If you leave this restriction empty, then anyone in your Active Directory can set up a session with the Logon Analyzer Server you are about to install, and anyone can retrieve logon data, and, for instance, shutdown computers which have the Logon Analyzer Client installed.

If you want to restrict console access to the Logon Analyzer Server to a select group of people, you must enter Active Directory users and/or groups here. Only the users and/or the user members of the groups you enter here will be allowed to communicate with the Logon Analyzer Server you are about to install.


'Only the following computer(s) can console to this server'

If you leave this restriction empty, then a session with the Logon Analyzer Server can be set up from any computer in your Active Directory, and logon data can be retrieved from any computer, or, for instance, computers which have the Logon Analyzer Client installed can be shut down from any computer in your Active Directory.

If you want to restrict console access to the Logon Analyzer Server from a select group of computers, you must enter Active Directory computers and/or groups here. Only from the computers and/or the computer members of the groups you enter here will it be allowed to communicate with the Logon Analyzer Server you are about to install.


'Only computers in the following subnet(s) can console to this server'

If you leave this restriction empty, then a session with the Logon Analyzer Server can be set up from any computer in the world, as long as credentials are used from a user in your Active Directory (or, if you added a group to the user restriction, with the credentials of a member of this group).

Use this option to restrict access to the Logon Analyzer Server to only certain computers in one of your subnets, or to certain computers in your network.


Best practice: to gain the best security possible, use all three restrictive options.

1. Restrict on users by creating a dedicated group in your Active Directory and making only those users a member that are allowed to set up a console session with your Logon Analyzer Server. If you use this scenario, you can easily allow or disallow access to your Logon Analyzer Server by adding and removing users to and from this group. If you grant access via users, you have to update the service in order for this user to gain access.

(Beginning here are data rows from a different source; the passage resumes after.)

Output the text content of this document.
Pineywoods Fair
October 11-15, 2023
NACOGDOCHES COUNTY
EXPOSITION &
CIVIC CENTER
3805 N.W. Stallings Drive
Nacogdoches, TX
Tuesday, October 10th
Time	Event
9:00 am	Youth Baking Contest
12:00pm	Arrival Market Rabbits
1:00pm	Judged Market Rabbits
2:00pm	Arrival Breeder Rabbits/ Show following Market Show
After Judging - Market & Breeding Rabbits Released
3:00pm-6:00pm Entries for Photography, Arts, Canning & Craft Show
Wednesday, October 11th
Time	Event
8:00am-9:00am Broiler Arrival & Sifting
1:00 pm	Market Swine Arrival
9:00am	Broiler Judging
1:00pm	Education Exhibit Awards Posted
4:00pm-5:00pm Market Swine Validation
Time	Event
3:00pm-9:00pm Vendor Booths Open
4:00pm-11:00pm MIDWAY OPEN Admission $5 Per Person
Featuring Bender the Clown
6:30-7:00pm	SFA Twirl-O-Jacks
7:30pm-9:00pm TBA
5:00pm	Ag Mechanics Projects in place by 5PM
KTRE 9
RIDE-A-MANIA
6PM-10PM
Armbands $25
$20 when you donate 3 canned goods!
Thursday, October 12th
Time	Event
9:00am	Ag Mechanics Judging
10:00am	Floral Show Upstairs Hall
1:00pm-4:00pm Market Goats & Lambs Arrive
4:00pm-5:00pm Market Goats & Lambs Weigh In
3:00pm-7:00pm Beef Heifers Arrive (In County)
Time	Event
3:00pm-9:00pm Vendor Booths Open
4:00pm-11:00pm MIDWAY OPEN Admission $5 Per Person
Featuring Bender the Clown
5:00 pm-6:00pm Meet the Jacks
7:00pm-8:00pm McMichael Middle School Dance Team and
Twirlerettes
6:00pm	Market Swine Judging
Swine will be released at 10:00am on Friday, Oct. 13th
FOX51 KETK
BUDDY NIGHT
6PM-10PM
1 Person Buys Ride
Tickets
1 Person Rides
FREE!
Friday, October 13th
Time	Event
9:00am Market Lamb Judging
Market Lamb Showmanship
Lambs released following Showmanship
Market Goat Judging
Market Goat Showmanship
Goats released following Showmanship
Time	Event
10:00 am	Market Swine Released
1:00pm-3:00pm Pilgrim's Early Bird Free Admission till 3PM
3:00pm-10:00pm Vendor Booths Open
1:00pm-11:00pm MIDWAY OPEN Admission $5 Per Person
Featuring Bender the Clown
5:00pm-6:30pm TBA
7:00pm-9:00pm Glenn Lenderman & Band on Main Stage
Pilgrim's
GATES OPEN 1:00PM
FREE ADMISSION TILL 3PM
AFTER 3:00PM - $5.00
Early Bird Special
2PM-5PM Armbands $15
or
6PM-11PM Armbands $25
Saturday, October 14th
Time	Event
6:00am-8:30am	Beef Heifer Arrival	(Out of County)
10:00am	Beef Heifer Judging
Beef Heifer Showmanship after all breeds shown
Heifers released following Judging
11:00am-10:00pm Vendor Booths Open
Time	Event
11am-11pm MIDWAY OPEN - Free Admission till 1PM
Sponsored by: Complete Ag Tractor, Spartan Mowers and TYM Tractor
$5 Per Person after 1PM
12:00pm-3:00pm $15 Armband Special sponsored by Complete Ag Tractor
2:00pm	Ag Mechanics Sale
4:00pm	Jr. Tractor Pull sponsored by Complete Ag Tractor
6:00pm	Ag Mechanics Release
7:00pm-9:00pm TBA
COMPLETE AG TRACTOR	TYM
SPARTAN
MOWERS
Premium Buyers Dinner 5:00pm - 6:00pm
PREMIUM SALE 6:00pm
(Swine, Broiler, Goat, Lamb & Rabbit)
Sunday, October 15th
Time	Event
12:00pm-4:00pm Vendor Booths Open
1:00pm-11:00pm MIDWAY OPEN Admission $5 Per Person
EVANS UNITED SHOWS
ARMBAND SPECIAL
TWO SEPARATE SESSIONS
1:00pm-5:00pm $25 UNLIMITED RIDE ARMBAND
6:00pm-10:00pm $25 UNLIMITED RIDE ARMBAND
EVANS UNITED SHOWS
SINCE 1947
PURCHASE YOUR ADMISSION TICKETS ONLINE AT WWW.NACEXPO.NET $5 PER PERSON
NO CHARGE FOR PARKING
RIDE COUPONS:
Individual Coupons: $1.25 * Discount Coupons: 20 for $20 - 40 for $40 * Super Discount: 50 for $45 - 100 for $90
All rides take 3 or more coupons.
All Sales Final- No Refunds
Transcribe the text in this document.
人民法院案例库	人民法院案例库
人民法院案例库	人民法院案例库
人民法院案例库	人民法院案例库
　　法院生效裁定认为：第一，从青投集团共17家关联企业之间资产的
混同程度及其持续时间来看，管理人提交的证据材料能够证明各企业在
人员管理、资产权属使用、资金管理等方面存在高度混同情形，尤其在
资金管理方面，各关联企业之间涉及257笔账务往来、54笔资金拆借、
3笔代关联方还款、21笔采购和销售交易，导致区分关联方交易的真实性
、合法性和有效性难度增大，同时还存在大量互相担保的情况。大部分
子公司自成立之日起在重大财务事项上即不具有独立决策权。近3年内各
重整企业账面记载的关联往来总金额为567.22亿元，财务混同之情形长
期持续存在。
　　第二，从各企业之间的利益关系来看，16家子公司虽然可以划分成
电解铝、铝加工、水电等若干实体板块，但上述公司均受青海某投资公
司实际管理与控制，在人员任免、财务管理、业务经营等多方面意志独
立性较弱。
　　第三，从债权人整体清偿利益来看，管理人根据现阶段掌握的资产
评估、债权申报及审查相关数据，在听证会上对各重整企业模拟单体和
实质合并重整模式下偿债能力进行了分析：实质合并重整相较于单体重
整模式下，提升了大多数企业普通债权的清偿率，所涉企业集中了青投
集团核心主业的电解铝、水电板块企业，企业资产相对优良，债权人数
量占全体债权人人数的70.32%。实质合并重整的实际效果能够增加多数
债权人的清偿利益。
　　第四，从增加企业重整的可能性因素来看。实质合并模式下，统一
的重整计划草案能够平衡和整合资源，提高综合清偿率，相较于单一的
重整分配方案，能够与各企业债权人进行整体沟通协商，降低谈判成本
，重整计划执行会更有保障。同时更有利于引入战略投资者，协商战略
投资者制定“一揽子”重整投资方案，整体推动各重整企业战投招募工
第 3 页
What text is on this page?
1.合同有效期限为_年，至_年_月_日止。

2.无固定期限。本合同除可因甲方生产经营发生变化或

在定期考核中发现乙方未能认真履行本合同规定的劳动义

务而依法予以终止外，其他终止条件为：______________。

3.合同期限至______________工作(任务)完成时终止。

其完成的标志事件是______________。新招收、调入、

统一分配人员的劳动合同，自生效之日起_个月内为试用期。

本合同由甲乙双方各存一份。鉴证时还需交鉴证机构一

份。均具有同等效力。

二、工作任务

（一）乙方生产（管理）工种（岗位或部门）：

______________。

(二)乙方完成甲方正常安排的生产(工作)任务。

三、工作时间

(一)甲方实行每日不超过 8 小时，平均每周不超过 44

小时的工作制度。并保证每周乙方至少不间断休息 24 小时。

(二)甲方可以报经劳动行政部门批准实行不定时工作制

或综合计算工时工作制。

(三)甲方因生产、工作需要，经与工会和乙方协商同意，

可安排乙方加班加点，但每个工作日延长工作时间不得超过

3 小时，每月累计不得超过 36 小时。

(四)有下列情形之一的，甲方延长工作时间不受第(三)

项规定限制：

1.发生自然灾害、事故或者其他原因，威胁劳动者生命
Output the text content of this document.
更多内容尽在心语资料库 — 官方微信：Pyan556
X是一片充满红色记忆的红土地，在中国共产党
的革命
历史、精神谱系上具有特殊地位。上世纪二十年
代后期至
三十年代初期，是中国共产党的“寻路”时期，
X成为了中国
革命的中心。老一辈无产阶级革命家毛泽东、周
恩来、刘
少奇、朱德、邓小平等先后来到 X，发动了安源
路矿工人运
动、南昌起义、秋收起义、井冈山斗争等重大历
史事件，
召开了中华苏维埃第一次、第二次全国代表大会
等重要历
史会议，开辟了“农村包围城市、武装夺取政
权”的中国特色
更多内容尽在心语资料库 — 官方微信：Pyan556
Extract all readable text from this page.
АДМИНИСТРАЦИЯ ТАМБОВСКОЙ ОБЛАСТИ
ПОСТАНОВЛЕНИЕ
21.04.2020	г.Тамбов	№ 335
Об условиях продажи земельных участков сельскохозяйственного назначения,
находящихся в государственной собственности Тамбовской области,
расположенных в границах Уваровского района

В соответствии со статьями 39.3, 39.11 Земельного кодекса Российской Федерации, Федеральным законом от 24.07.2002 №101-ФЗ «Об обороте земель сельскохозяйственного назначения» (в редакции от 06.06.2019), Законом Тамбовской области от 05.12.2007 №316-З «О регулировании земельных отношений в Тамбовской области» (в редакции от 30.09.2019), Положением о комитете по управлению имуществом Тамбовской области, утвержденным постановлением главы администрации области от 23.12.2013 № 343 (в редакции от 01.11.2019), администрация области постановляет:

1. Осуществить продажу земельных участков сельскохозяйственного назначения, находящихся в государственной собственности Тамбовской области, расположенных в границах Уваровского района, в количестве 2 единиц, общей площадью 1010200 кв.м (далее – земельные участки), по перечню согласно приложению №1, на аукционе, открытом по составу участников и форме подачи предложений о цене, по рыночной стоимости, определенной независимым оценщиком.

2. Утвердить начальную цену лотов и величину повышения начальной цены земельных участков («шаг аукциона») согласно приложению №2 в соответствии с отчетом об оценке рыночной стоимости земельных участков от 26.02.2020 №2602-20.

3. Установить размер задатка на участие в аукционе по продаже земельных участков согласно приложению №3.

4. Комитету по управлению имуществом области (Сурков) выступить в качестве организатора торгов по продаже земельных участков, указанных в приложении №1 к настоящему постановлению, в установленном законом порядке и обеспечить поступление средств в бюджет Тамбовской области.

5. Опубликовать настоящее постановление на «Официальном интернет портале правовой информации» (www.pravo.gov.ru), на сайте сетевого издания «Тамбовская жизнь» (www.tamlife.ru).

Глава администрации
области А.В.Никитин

2. Restrict on computers by creating a dedicated group in your Active Directory and making only those computers a member from which it is allowed to start a console session with your Logon Analyzer Server. If you use this scenario, you can easily allow or disallow access to your Logon Analyzer Server by adding and removing computers to and from this group. If you grant access via computer objects, you have to update the service in order for a user to gain access from that computer.

3. Finally, at least restrict on the IP range of your network (the B or C network address of your network), so that no one can access your Logon Analyzer Server from outside your network even if they have somehow obtained the Active Directory credentials of one of the users you have added to the user restriction.

P.S. Make sure that you configure the firewall on your Logon Analyzer Server so that it allows both inbound and outbound IP traffic over the ports you select.